How We Organize


Democracy and Civic Engagement

The work of Marin Organizing Committee (MOC) flows directly from democratic values. We develop organizational relationships that grow the voices of families and communities that normally have little power over decisions that impact their own lives.

As a citizen’s power organization, MOC doesn’t just measure success in policy victories. We also measure it in terms of the strength of the organization itself: what relationships we’ve built, what new leaders we’ve developed, and what we ourselves have learned, all of which position us for future, larger victories. In addition to our accomplishments on issues, hundreds of leaders throughout Marin County have participated in training, hundreds of new relationships have been developed, and new leaders have been emerging every step of the way. Our work continues to train ordinary people to participate fully in our shared civic life.

Leadership Development

In seeking to embody democratic values, MOC identifies and trains leaders who are everyday people from our member institutions. We connect across racial, religious, and socio-economic divisions, develop capacities and skills in public life, and organize power so regular people impact the decisions affecting them, their families, and their communities.
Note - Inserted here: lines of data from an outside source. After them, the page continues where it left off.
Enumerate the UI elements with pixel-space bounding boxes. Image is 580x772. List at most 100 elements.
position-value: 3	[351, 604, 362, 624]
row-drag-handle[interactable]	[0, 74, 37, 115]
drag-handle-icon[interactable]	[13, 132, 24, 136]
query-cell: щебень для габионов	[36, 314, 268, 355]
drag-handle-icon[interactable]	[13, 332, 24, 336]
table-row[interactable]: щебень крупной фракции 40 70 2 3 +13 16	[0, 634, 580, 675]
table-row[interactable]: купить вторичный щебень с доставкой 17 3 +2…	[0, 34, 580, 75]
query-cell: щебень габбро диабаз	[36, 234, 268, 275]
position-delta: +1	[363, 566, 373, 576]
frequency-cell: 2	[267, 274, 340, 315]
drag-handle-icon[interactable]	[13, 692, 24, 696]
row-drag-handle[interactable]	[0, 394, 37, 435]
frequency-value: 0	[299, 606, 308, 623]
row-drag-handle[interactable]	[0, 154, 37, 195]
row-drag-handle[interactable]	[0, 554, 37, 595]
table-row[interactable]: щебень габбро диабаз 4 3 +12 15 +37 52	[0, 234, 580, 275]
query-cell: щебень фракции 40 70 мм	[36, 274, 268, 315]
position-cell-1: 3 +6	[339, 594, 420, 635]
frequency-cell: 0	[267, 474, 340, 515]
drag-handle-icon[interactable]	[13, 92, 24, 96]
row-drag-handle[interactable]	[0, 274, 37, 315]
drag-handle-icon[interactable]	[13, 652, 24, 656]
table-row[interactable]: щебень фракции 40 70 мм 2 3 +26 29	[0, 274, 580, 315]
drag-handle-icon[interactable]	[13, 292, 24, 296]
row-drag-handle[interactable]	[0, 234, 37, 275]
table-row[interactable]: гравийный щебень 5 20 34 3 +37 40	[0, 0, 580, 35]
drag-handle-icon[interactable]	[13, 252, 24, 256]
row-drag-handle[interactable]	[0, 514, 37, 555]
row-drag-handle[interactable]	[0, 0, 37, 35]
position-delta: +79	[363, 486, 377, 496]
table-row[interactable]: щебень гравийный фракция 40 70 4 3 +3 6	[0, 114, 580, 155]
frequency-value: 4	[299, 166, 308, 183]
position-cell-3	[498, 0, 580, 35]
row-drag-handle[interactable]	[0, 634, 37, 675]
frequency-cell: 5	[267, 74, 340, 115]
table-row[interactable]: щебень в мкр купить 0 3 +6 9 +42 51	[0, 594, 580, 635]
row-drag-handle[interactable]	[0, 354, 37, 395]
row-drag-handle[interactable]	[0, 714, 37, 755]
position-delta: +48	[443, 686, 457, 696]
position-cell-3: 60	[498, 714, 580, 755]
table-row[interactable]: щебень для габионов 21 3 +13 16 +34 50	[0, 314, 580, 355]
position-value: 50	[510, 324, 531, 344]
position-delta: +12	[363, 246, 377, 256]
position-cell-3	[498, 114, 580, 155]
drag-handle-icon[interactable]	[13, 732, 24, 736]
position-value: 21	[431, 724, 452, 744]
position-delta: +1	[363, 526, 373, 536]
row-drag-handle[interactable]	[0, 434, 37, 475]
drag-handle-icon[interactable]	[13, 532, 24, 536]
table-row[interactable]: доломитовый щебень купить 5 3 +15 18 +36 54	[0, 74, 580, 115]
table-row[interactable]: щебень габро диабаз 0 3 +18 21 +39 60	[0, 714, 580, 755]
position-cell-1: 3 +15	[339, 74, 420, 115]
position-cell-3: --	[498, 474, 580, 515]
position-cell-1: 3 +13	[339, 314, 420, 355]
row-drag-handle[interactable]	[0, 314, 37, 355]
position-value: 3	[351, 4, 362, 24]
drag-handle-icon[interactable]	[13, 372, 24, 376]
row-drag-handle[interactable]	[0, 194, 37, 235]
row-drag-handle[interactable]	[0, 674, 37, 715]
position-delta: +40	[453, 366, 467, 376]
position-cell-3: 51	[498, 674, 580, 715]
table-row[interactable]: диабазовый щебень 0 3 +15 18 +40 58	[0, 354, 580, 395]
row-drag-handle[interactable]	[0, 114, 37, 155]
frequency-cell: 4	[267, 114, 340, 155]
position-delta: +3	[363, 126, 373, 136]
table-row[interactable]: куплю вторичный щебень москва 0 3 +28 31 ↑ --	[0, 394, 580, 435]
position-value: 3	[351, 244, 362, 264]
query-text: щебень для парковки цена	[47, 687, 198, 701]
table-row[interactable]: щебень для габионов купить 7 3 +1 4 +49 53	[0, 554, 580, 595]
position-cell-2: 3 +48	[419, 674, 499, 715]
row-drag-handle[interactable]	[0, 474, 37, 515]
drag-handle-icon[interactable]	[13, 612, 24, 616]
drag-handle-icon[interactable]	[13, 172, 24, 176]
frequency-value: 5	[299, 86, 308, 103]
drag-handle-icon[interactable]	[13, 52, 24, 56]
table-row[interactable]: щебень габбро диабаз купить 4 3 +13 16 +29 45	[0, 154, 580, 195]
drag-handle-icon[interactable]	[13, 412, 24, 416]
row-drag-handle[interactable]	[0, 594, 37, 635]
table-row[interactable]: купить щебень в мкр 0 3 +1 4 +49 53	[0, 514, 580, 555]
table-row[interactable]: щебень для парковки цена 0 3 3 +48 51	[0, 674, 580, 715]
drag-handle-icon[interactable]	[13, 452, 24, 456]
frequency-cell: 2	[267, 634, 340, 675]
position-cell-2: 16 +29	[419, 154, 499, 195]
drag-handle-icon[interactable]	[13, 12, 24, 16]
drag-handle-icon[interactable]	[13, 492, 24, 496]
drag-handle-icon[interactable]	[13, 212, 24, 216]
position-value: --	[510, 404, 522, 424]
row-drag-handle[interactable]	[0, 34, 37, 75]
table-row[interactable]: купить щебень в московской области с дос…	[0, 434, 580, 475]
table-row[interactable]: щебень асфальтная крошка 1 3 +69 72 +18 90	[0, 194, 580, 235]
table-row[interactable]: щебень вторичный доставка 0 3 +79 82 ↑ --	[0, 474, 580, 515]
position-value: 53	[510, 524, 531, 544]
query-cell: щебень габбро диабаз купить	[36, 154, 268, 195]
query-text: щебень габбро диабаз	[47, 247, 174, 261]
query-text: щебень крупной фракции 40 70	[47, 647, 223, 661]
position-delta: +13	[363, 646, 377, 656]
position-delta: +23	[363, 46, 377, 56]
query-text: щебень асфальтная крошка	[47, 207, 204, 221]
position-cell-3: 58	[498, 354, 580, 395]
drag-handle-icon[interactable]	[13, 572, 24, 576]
Working together to build sustainable, relational power, our leaders create imaginative responses to local problems, and win immediate, concrete victories that change their communities for the better.

Relational Organizing

Relational organizing is the foundation of all of our work. Relational organizing requires developing relationships of trust and obligation among a diverse array of institutions and their leaders. This is done through institution-based leadership development; the building of relationships within and between institutions; the identification of and research on issues of mutual self-interest; and disciplined, organized action. This model of broad-based organizing has been developed by the Industrial Areas Foundation (IAF) over the last 75 years and engages leaders in a cycle of organizing that incorporates:


  • identifying and developing leaders within and across member institutions;
  • building relationships between leaders of diverse backgrounds, both one-on-one (individual meetings) and in small groups (house meetings);
  • discerning the issues that motivate broad participation and can lead to successful action from within each member organization;
  • engaging congregations and communities from diverse backgrounds around stories of shared vision and concern;
  • researching potential issues that have emerged from the individual meetings and house meetings;
  • engaging in strategic action around issues that have been identified, researched and negotiated within and between member institutions; and
  • reflecting and evaluating at every step of the cycle to ensure that leaders deepen their understanding of their experience and continue to improve their organizing skills.

Broad-based relational organizing is a calculated response to a pervasive culture of isolation, de-facto racial and socio-economic segregation and individualism that has transformed our society. It helps to strengthen institutions and create public relationships that can lead to effective action.